You’re absolutely right. Well, we’ve come to the end of this amazing interview, and I ask all of my guests this one last question. If you could meet someone who is no longer living, who would it be? What would you ask or what would you want to know?
Oh my goodness. This is a tough question. You know there are so many different people that are, and you know that I am faith-based. And people have probably said this yourself, but I think to walk in the time when Jesus would walk and meet some of the women, actually whom I would meet. There’s a woman that I’ve read about and she’s one of the judges. Her name was Deborah. She loved the Lord. And she was quite a force and well- respected in her time. So much so that the king of that time, Barack, I think his name was, came to her and said, ”We need your counsel.” And it was the cause of her counsel that came directly from the Lord that the king won the war. And because she was a judge, people would come to her for advice and what a way to sew into the community. So she would be a woman that I would go and speak to. My reason is that the culture of that day unfortunately was not very supportive of a woman, so the women had to work twice as hard or even more so. And what an incredible woman she would be to be able to interview and find out more about her life.
Absolutely gorgeous. Annemarie, if anyone wants to reach you, I think you also had a special offer for the people who are reading the magazine and listening to the podcast; where can we send them to look?
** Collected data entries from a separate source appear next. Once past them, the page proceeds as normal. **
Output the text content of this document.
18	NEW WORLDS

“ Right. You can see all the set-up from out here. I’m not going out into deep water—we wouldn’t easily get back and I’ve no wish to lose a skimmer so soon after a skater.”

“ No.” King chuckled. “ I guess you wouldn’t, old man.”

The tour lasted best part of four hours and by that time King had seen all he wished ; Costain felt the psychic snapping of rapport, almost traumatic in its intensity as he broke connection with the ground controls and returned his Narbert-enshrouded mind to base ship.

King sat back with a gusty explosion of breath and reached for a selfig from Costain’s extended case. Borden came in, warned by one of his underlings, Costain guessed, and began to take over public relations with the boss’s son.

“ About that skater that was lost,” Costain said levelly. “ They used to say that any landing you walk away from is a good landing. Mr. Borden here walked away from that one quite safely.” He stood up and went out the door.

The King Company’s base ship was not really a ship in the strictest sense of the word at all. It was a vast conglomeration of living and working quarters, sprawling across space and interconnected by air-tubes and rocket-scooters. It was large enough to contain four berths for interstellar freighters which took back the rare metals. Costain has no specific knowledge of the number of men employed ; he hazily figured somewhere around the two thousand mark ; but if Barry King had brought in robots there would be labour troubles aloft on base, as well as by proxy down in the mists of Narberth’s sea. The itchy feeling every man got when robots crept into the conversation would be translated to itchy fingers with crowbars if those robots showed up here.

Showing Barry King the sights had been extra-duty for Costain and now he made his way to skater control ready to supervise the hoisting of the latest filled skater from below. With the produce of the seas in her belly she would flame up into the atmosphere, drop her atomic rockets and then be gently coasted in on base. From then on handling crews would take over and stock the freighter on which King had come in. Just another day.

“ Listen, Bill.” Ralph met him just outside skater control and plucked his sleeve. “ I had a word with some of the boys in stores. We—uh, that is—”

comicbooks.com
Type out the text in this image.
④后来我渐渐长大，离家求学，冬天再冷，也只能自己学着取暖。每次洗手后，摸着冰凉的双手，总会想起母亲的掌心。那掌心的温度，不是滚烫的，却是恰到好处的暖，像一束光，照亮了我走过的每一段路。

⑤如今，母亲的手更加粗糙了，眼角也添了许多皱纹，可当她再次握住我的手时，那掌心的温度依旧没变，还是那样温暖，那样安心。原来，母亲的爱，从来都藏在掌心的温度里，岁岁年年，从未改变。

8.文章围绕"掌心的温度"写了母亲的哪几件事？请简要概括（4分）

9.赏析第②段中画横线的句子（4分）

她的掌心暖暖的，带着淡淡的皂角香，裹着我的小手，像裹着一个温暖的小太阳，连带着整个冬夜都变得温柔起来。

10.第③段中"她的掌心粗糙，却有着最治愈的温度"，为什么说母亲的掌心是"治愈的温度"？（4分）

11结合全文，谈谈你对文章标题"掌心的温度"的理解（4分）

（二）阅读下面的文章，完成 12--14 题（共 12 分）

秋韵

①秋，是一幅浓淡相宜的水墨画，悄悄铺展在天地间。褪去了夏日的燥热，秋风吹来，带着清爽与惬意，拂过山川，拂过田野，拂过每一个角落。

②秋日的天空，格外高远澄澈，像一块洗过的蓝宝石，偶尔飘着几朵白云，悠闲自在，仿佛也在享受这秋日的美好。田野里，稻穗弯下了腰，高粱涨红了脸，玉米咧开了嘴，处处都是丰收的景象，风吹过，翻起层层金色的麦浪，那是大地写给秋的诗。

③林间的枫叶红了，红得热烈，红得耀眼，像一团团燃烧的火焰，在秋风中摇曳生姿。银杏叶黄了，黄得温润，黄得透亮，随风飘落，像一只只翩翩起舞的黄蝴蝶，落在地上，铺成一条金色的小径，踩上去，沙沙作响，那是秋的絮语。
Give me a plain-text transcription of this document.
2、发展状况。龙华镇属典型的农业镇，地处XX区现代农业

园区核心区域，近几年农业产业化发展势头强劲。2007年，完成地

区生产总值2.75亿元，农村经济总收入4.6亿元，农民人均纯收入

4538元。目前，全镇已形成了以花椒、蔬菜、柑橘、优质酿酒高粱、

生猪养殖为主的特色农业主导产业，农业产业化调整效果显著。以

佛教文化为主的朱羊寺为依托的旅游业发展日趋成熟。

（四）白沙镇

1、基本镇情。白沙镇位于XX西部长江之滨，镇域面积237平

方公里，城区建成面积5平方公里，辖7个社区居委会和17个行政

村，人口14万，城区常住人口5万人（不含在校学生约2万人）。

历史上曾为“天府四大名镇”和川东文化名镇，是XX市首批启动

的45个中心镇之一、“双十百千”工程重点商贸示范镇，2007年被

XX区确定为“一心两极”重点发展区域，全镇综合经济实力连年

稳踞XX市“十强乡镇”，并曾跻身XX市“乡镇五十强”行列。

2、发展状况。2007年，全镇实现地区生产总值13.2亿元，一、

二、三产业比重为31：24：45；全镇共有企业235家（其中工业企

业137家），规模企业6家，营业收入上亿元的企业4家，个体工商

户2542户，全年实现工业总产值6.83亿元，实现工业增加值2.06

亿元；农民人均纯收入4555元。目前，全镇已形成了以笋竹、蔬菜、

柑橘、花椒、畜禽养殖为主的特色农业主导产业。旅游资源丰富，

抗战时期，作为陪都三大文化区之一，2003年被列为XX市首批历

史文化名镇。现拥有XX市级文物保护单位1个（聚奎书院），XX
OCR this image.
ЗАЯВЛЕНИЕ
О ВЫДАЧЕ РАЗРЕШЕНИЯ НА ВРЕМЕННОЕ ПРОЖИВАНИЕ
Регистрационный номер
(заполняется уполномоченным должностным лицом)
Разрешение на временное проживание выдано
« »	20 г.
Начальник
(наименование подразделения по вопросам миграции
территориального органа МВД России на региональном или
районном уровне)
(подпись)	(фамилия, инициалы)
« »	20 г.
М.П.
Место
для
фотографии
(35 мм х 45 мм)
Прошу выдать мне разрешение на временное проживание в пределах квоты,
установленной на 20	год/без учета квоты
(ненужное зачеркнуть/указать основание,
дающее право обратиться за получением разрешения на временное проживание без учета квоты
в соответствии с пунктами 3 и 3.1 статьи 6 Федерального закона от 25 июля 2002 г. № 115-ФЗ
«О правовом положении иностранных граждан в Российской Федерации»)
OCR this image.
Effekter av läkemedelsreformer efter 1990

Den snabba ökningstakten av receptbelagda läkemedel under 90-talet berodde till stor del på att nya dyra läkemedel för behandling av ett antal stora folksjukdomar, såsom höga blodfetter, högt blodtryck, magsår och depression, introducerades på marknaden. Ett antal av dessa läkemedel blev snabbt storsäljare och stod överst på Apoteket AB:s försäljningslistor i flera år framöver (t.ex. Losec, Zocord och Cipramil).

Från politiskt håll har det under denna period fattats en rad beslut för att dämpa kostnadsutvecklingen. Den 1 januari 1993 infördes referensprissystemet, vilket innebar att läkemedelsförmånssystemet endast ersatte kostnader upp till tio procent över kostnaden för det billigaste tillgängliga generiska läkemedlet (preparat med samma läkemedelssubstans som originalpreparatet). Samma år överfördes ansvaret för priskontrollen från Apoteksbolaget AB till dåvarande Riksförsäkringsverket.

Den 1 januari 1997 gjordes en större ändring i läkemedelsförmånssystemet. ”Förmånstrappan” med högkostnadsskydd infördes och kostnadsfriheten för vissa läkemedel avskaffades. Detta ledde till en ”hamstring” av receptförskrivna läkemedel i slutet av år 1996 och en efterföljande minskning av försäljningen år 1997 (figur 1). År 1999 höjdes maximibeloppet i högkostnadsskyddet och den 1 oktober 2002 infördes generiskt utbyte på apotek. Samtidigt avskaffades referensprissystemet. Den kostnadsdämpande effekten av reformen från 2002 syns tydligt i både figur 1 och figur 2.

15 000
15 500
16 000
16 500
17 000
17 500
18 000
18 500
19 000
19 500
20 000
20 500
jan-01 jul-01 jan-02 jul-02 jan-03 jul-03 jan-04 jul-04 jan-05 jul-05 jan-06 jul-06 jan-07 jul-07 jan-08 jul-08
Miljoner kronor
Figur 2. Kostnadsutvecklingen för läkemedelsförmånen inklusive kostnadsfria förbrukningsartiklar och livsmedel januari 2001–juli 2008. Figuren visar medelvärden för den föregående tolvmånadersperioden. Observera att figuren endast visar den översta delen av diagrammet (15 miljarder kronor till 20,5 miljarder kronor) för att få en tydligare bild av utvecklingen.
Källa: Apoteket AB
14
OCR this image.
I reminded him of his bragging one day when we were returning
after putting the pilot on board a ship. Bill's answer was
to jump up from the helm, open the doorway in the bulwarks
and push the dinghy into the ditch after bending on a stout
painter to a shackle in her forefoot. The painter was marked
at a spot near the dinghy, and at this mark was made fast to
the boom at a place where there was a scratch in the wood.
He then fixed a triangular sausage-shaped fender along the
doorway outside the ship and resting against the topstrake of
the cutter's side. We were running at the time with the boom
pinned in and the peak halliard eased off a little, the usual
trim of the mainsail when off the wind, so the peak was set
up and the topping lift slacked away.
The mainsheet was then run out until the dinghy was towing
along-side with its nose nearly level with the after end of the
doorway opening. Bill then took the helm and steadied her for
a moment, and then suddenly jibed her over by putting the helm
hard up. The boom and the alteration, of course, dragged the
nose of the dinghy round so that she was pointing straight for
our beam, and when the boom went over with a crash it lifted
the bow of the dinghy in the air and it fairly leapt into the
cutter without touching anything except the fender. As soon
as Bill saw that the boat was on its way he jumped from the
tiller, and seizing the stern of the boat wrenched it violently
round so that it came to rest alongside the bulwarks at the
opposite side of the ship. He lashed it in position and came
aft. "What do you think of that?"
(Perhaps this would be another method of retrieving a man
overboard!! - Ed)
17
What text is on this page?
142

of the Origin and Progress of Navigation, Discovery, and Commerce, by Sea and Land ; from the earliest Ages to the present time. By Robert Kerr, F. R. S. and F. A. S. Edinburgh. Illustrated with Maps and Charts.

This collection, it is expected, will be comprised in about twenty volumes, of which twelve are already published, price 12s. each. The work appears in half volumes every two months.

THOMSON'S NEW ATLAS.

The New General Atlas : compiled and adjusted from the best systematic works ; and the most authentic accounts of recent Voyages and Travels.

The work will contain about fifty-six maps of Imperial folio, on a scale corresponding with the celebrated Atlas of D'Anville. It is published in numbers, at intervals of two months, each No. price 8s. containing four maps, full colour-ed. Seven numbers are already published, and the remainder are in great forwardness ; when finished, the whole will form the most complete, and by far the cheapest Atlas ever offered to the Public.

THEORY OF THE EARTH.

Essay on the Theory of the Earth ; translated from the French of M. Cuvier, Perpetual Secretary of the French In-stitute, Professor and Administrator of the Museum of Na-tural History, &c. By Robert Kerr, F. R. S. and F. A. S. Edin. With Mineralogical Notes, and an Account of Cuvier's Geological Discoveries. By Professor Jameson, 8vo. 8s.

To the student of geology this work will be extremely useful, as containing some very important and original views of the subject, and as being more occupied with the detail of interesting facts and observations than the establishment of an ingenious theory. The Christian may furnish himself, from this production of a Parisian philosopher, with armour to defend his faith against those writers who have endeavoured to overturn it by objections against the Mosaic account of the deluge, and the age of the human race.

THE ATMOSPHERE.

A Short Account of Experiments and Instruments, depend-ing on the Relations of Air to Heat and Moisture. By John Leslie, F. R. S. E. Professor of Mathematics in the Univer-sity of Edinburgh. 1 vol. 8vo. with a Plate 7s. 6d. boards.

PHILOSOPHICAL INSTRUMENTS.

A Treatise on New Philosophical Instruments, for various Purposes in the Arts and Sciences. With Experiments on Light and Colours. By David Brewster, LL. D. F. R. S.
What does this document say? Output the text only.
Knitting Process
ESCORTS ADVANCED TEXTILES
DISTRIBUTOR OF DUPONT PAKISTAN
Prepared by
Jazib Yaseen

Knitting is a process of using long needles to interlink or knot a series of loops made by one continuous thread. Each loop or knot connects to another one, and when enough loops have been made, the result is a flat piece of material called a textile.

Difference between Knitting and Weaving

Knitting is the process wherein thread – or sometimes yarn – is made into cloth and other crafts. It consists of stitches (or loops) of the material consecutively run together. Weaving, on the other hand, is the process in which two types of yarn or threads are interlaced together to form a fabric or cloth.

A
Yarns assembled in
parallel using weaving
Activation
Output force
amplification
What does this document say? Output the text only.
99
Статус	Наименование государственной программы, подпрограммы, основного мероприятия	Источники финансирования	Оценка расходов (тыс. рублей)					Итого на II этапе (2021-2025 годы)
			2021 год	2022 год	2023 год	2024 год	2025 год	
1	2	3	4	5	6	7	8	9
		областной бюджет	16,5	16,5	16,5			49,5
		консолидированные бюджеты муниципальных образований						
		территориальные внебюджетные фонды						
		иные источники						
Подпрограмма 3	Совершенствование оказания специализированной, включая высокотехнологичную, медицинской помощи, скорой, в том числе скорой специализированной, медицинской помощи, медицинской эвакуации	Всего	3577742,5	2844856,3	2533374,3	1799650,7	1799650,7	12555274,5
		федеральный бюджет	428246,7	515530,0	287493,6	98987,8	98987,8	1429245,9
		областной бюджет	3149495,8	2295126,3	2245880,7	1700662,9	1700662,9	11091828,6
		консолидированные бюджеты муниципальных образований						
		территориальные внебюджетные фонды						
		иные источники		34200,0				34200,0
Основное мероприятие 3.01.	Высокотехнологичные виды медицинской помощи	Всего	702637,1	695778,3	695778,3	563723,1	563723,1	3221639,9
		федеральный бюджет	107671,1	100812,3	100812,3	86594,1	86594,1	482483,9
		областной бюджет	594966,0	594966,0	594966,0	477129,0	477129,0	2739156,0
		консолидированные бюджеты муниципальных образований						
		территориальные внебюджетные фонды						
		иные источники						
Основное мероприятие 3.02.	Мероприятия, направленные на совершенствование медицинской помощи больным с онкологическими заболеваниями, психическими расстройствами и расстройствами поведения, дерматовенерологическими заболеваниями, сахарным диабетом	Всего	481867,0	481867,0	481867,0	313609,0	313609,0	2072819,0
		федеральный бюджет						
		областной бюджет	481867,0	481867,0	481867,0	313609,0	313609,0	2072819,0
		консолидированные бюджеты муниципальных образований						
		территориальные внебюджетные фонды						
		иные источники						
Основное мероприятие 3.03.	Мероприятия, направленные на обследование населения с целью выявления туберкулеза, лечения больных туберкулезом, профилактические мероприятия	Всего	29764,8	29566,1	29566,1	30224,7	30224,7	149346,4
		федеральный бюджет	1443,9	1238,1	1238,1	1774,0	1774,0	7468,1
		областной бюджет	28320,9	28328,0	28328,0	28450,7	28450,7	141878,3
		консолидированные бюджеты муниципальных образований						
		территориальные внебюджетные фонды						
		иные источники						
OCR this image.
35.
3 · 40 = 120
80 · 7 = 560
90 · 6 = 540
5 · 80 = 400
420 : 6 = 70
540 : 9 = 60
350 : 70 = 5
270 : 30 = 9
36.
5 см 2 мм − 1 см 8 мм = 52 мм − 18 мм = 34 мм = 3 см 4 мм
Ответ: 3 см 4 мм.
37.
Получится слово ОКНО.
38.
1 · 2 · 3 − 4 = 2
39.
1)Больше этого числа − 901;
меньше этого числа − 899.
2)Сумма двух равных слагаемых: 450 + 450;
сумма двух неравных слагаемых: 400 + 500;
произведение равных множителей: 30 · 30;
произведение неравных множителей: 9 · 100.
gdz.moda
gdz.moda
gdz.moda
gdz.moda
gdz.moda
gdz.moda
The best place since we’re talking about podcasting? I just to access the quiz to see if have I got the right things in place. I promised to share that. So they just need to go to podcastingwithpurpose.com/quiz. I’ve got some podcasts to and other goodies and resources for them to help them really start a blueprint of what that podcast could look like. I hope the resources are valuable to them.
Thank you. Or you can go to Annemarie’s website. I’ll have all the details in the magazine and underneath the podcast as well. Annemarie, what can I say about you, except that I absolutely love and respect you immensely? You are just such a trailblazer. And it’s such an honor to just know you and even call you a friend! Honestly, you really are a master of your craft.
And thank you so much for being an advocate for women and also for the entrepreneurial community as well. I know they are trying so hard to escape from this matrix that we’re caught up in and really want freedom for themselves and their family, also to make the world a better place. And you certainly leading that space. So thank you so much.
Thank you, too, Mary, for all you do!